The set pieces are quite impressive throughout the film. Given that the major thrust of the story revolves around the railroad, it only makes sense that the action is predominately set around the trains. The action is often slapstick and over-the-top but at the same time delivered light-heartedly in a way that renders it charming rather than overly goofy.

The only real issue with The Lone Range is its length. Weighing in at two and a half hours, the film drags slightly in the middle act. If they had trimmed thirty minutes or so it may have made for a far punchier film – a problem it shares with the first Pirates film.

I didn't know much about the original television series except that it involved a masked man, a horse named Silver and a sidekick named Tonto. The filmmakers brought these three elements to the screen and developed the rest for themselves. The Lone Ranger isn't anything new and by no means is it challenging. It’s a fun film that will probably remind you of what big-name blockbusters should be all about. 

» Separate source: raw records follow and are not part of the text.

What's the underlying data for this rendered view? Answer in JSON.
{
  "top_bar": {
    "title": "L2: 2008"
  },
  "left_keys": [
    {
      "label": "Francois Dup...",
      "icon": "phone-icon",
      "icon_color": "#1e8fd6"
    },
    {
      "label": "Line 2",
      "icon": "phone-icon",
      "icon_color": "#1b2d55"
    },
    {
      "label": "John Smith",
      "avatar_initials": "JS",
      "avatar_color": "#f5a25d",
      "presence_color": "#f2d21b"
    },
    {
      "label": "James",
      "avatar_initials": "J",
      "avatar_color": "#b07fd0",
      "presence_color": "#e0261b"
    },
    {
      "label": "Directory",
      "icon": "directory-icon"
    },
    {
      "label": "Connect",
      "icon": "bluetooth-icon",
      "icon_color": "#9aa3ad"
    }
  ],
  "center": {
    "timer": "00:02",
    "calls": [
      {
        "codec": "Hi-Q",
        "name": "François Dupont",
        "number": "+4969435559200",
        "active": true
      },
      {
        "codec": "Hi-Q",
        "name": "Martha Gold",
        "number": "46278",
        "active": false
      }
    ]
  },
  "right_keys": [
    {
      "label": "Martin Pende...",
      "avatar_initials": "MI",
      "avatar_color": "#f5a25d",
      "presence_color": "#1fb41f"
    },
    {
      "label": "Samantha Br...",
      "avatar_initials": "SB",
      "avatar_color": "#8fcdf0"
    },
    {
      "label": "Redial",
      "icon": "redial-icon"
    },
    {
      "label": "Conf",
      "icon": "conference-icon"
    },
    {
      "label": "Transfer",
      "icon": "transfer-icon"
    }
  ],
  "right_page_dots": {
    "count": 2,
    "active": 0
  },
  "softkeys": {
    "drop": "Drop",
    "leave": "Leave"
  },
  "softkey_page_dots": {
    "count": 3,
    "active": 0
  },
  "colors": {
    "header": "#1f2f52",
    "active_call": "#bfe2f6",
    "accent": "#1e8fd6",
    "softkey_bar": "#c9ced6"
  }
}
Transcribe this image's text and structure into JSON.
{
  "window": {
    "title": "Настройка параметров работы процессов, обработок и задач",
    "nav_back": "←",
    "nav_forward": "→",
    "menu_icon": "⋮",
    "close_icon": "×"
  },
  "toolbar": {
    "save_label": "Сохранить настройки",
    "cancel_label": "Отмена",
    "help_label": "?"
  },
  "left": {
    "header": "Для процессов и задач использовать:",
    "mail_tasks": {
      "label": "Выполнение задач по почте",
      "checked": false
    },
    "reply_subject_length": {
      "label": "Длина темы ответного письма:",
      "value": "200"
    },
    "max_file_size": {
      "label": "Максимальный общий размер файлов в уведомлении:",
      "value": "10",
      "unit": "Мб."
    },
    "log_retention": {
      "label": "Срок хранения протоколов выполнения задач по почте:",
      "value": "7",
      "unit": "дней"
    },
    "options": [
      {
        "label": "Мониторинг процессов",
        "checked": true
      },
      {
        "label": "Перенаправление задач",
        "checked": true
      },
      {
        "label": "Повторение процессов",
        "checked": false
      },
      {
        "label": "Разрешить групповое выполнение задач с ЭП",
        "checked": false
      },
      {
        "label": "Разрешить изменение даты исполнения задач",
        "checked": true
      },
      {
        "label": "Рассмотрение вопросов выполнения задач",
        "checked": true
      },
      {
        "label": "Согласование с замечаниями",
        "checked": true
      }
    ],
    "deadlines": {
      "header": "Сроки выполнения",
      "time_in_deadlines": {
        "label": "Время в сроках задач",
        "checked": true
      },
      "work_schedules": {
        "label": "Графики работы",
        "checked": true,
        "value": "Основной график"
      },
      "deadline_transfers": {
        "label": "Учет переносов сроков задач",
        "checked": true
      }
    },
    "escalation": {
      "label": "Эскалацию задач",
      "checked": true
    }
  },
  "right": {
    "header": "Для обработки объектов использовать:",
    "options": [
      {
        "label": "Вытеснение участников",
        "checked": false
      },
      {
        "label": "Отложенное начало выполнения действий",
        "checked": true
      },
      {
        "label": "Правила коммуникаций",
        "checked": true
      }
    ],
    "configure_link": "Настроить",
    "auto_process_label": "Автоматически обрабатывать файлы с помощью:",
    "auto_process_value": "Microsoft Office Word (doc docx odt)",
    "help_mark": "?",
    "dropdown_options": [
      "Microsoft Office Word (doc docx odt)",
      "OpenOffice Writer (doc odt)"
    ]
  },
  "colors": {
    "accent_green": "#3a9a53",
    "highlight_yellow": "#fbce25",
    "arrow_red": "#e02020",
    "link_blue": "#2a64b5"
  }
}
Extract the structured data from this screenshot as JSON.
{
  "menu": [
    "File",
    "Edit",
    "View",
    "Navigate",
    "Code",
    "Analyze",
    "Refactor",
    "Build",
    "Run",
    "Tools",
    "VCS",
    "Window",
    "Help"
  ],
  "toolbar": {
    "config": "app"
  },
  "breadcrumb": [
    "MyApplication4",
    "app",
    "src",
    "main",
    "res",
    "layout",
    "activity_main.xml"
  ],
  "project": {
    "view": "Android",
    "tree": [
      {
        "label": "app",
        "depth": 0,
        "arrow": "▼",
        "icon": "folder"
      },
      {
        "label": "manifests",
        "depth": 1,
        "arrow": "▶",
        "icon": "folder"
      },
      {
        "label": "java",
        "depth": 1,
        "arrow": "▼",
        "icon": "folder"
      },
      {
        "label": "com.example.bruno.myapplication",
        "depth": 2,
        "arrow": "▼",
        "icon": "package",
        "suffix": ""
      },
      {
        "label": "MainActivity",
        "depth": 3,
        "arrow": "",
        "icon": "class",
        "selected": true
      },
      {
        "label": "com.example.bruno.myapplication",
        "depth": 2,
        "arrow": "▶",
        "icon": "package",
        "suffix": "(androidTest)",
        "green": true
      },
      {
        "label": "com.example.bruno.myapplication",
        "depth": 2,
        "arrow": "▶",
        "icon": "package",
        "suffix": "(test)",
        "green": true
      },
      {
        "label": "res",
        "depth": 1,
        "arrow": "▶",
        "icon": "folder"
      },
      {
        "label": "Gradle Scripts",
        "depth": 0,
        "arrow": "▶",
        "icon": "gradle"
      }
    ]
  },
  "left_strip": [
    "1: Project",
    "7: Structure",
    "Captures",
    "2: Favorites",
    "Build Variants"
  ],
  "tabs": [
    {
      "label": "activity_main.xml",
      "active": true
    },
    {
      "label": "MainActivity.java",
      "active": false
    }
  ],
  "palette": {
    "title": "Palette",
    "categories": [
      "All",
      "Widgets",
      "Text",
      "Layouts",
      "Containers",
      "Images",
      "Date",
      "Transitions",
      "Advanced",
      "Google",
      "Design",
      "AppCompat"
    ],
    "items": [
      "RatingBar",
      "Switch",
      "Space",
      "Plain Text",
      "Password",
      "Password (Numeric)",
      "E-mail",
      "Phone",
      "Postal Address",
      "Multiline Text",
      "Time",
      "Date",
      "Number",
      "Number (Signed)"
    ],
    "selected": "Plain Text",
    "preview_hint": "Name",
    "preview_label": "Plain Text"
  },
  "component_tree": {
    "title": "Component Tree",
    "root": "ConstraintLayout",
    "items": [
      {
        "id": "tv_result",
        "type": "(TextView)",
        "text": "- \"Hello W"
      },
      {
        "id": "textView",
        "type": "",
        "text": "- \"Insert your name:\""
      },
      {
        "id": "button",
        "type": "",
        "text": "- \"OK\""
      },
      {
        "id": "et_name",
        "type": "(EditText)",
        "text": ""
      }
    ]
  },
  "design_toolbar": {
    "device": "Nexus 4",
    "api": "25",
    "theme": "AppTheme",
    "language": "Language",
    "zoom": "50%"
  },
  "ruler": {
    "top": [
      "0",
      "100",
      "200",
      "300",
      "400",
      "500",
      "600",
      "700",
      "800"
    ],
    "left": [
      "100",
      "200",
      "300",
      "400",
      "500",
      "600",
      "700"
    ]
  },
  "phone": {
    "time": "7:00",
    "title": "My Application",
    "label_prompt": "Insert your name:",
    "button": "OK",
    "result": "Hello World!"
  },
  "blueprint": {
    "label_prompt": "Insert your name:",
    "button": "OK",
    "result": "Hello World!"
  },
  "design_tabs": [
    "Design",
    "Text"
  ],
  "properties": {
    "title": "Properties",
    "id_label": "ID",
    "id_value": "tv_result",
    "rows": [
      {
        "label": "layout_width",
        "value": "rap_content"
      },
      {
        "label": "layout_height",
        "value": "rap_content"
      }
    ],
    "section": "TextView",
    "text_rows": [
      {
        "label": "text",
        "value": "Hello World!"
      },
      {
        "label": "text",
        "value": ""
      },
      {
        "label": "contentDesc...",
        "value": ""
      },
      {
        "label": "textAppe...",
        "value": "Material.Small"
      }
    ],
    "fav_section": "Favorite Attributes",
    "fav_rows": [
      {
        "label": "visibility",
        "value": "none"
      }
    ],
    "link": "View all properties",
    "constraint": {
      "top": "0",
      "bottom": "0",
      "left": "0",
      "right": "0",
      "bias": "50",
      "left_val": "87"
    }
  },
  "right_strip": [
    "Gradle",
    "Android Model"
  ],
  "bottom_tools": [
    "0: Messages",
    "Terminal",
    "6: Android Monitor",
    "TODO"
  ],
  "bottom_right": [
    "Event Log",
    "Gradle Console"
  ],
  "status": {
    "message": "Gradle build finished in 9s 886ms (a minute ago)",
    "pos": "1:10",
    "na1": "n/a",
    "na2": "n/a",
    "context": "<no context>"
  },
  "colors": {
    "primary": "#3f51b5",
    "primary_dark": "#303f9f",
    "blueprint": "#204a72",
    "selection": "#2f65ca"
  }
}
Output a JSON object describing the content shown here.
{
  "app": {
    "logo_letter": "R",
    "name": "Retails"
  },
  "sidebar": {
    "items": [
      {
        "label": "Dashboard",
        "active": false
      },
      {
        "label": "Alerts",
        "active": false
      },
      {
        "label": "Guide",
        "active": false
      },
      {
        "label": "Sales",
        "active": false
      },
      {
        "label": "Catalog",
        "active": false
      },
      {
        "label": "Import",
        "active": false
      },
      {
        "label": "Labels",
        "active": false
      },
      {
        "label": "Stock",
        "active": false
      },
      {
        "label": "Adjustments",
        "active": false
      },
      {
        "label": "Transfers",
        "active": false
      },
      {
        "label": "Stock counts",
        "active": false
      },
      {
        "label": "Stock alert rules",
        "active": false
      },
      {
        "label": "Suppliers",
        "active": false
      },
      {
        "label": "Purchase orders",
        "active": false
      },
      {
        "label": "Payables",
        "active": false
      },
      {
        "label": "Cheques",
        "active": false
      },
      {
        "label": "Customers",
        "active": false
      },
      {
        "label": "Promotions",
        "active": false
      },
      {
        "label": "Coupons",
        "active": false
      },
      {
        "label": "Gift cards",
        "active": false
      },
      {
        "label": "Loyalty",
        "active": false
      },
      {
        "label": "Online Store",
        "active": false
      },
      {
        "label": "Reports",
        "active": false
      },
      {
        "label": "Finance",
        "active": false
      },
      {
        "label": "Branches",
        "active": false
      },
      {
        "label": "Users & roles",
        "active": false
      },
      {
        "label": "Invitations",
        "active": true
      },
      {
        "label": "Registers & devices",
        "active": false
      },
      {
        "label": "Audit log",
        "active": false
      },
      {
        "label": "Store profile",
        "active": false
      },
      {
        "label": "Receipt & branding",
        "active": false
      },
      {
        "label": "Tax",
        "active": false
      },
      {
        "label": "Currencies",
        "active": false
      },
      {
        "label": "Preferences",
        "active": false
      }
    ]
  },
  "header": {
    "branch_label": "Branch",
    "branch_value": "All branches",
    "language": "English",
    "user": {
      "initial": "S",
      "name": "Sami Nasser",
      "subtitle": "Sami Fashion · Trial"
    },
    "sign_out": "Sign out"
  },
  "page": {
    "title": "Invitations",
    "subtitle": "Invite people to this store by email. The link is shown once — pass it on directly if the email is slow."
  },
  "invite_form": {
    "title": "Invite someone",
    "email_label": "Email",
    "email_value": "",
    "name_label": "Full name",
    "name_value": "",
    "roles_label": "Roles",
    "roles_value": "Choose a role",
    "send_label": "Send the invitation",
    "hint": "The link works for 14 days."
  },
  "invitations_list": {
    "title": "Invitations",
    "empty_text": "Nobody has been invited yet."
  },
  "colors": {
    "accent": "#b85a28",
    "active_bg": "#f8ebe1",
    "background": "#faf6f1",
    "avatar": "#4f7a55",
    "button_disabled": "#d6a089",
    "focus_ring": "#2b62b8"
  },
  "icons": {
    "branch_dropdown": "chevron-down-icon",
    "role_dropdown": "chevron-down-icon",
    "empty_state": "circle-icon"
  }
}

The Lone Ranger hits theaters on Thursday the 4th of July. If you agree or disagree with my review please feel free to drop a line below.


  1. No mention of the fact that Johnny Depp is a white man who plays a Native American man who embodies the " noble savage " stereotype that white Americans have pushed onto Native Americans after decimating their population and taking their land? (Apologies for the long sentence.)